De staatssecretaris heeft daarop bij brief van 18 september 2006
geantwoord.
De commissie brengt hierbij verslag uit van het aldus gevoerde schriftelijke
overleg.
De griffier van de commissie,
Janssen
BRIEF AAN DE STAATSSECRETARIS VAN VOLKSGEZONDHEID, WELZIJN
EN SPORT
Den Haag, 7 juli 2006
Tijdens de plenaire behandeling van het wetsvoorstel Wet maatschappelijke
ondersteuning op 26 en 27 juni 2006, heeft u aan de Kamer een groot aantal
toezeggingen gedaan die voor een goede uitvoering van het wetsvoorstel relevant
zijn. Deze betreffen in het bijzonder de aanbestedingsprocedure, de modelverordening
en aanpassing van omissies in de brochure van de VNG.

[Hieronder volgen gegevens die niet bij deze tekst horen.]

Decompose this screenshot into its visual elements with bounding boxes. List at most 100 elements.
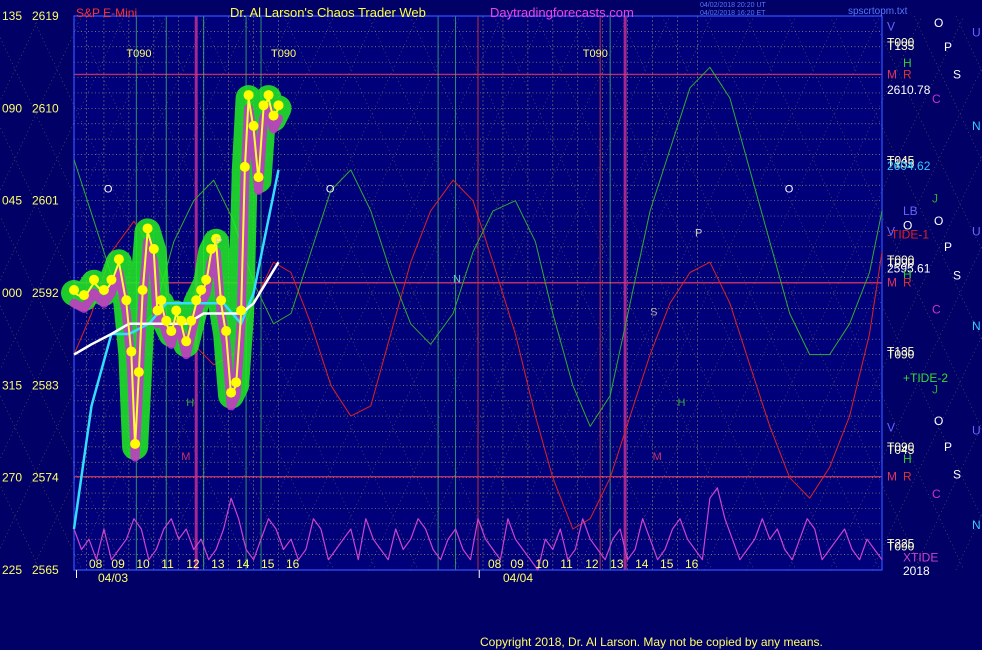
y-tick-price: 2619 <box>32 9 59 23</box>
right-label: J <box>932 382 938 396</box>
right-label: M <box>887 276 897 290</box>
y-tick-angle: 090 <box>2 101 22 115</box>
y-tick-angle: 000 <box>2 286 22 300</box>
far-right-letter: O <box>934 16 943 30</box>
x-tick-hour: 15 <box>660 557 674 571</box>
price-dot <box>176 315 187 326</box>
price-dot <box>121 295 132 306</box>
x-tick-hour: 11 <box>161 557 174 571</box>
y-tick-price: 2610 <box>32 101 59 115</box>
label-mid: P <box>695 228 702 240</box>
price-dot <box>161 315 172 326</box>
x-tick-hour: 16 <box>685 557 699 571</box>
right-label: V <box>887 19 895 33</box>
label-mid: M <box>181 451 190 463</box>
price-dot <box>113 254 124 265</box>
price-dot <box>126 346 137 357</box>
x-tick-hour: 08 <box>89 557 103 571</box>
price-dot <box>263 90 274 101</box>
x-tick-hour: 10 <box>535 557 549 571</box>
far-right-letter: U <box>972 224 981 238</box>
price-dot <box>130 438 141 449</box>
right-label: R <box>903 276 912 290</box>
price-dot <box>69 285 79 295</box>
right-label: 2604.62 <box>887 159 931 173</box>
price-dot <box>253 172 264 183</box>
right-label: R <box>903 67 912 81</box>
header-timestamp-et: 04/02/2018 16:20 ET <box>700 10 766 17</box>
far-right-letter: S <box>953 67 961 81</box>
x-tick-hour: 09 <box>111 557 125 571</box>
x-tick-hour: 10 <box>136 557 150 571</box>
price-dot <box>181 336 192 347</box>
right-label: C <box>932 487 941 501</box>
y-tick-angle: 315 <box>2 378 22 392</box>
price-dot <box>152 305 163 316</box>
far-right-letter: O <box>934 214 943 228</box>
right-label: 2018 <box>903 564 930 578</box>
y-tick-price: 2574 <box>32 471 59 485</box>
x-tick-hour: 13 <box>211 557 225 571</box>
x-tick-hour: 12 <box>585 557 599 571</box>
right-label: H <box>903 452 912 466</box>
far-right-letter: P <box>944 40 952 54</box>
x-date-1: 04/03 <box>98 571 128 585</box>
label-o: O <box>785 183 794 195</box>
far-right-letter: U <box>972 25 981 39</box>
price-dot <box>258 100 269 111</box>
price-dot <box>239 161 250 172</box>
far-right-letter: S <box>953 269 961 283</box>
far-right-letter: N <box>972 119 981 133</box>
x-tick-hour: 16 <box>286 557 300 571</box>
header-timestamp-ut: 04/02/2018 20:20 UT <box>700 2 766 9</box>
y-tick-price: 2583 <box>32 378 59 392</box>
right-label: 2610.78 <box>887 83 931 97</box>
right-label: J <box>932 192 938 206</box>
right-label: C <box>932 302 941 316</box>
right-label: M <box>887 470 897 484</box>
right-label: M <box>887 67 897 81</box>
far-right-letter: S <box>953 468 961 482</box>
price-dot <box>166 326 177 337</box>
price-dot <box>243 90 254 101</box>
right-label: +TIDE-2 <box>903 371 948 385</box>
label-mid: H <box>678 397 686 409</box>
far-right-letter: U <box>972 423 981 437</box>
y-tick-price: 2565 <box>32 563 59 577</box>
right-label: R <box>903 470 912 484</box>
price-dot <box>78 290 89 301</box>
header-website[interactable]: Daytradingforecasts.com <box>490 5 634 20</box>
label-o: O <box>104 183 113 195</box>
x-tick-hour: 11 <box>560 557 573 571</box>
far-right-letter: N <box>972 319 981 333</box>
price-dot <box>201 274 212 285</box>
price-dot <box>236 305 247 316</box>
right-label: T090 <box>887 348 915 362</box>
right-label: LB <box>903 204 918 218</box>
x-tick-hour: 12 <box>186 557 200 571</box>
x-tick-hour: 08 <box>488 557 502 571</box>
price-dot <box>268 110 279 121</box>
x-date-2: 04/04 <box>503 571 533 585</box>
x-tick-hour: 13 <box>610 557 624 571</box>
right-label: V <box>887 420 895 434</box>
y-tick-price: 2601 <box>32 194 59 208</box>
x-tick-hour: 14 <box>635 557 649 571</box>
label-t090: T090 <box>271 48 296 60</box>
footer-copyright: Copyright 2018, Dr. Al Larson. May not b… <box>480 635 823 649</box>
price-dot <box>196 285 207 295</box>
label-t090: T090 <box>126 48 151 60</box>
price-dot <box>171 305 182 316</box>
far-right-letter: N <box>972 518 981 532</box>
price-dot <box>142 223 153 234</box>
chaos-chart: 135 2619 090 2610 045 2601 000 2592 315 2583 270 25… <box>0 0 982 650</box>
y-tick-angle: 135 <box>2 9 22 23</box>
far-right-letter: P <box>944 240 952 254</box>
far-right-letter: P <box>944 440 952 454</box>
price-dot <box>106 274 117 285</box>
price-dot <box>156 295 167 306</box>
header-filename: spscrtopm.txt <box>848 6 908 17</box>
label-mid: M <box>653 451 662 463</box>
y-tick-angle: 225 <box>2 563 22 577</box>
price-dot <box>221 326 232 337</box>
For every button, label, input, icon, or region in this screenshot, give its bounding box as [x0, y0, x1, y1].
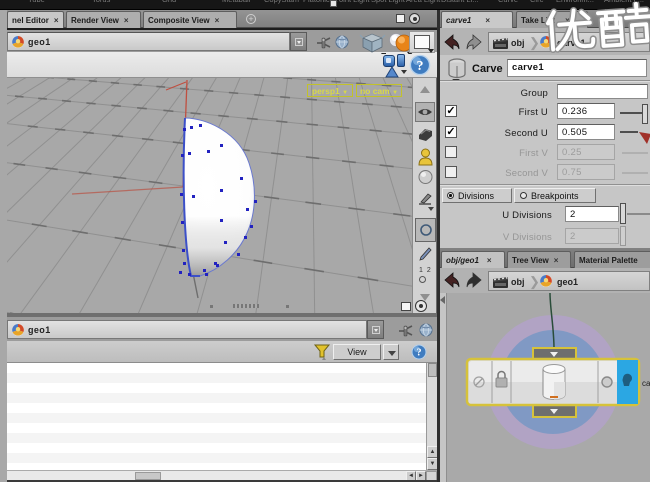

Aangezien de vaste commissie voor Volksgezondheid, Welzijn en Sport tot
op heden geen berichten hierover hebben bereikt, de gemeenten deze zomer met
de uitvoering moeten starten, dringt de commissie aan op nakoming op zeer
korte termijn van de toezeggingen.
De griffier van de vaste commissie voor Volksgezondheid, Welzijn
en Sport,
Mr. Eliane C. Janssen
BRIEF VAN DE STAATSSECRETARIS VAN VOLKSGEZONDHEID, WELZIJN
EN SPORT
Aan de Voorzitter van de Eerste Kamer der Staten-Generaal
Den Haag, 18 september 2006
Tijdens het debat over het wetsvoorstel Wet maatschappelijke ondersteuning
(Wmo) heb ik de Eerste Kamer toegezegd om op een aantal onderwerpen schriftelijk
nader in te gaan. Dat doe ik in deze brief. Achtereenvolgens ga ik in op de
begrippen compensatieplicht en resultaatverplichting, aanbesteden, de modelverordening
van de VNG en de BTW-vraag bij welzijnsdiensten.
In het debat in de Kamer is gesproken over de begrippen «compensatieplicht»
en «resultaatsverplichting». Het laatste begrip leidde tot verwarring.
Het begrip compensatieplicht is gebaseerd op artikel 4 van de Wmo. Het begrip
resultaatsverplichting wordt gebruikt in de brochure «Wat iedere bestuurder
moet weten».
In artikel 4 gaat het erom dat gemeenten de algemene verplichting is opgelegd
om beperkingen in de zelfredzaamheid en maatschappelijke participatie weg
te nemen. Het gaat hierbij om het voeren van een huishouden, het zich verplaatsen
in en om de woning en om zich lokaal per vervoermiddel te verplaatsen. Onder
zelfredzaamheid wordt in dit verband verstaan het lichamelijke, verstandelijke,
geestelijke en financiële vermogen om zelf voorzieningen te treffen die
deelname aan het maatschappelijk verkeer mogelijk te maken.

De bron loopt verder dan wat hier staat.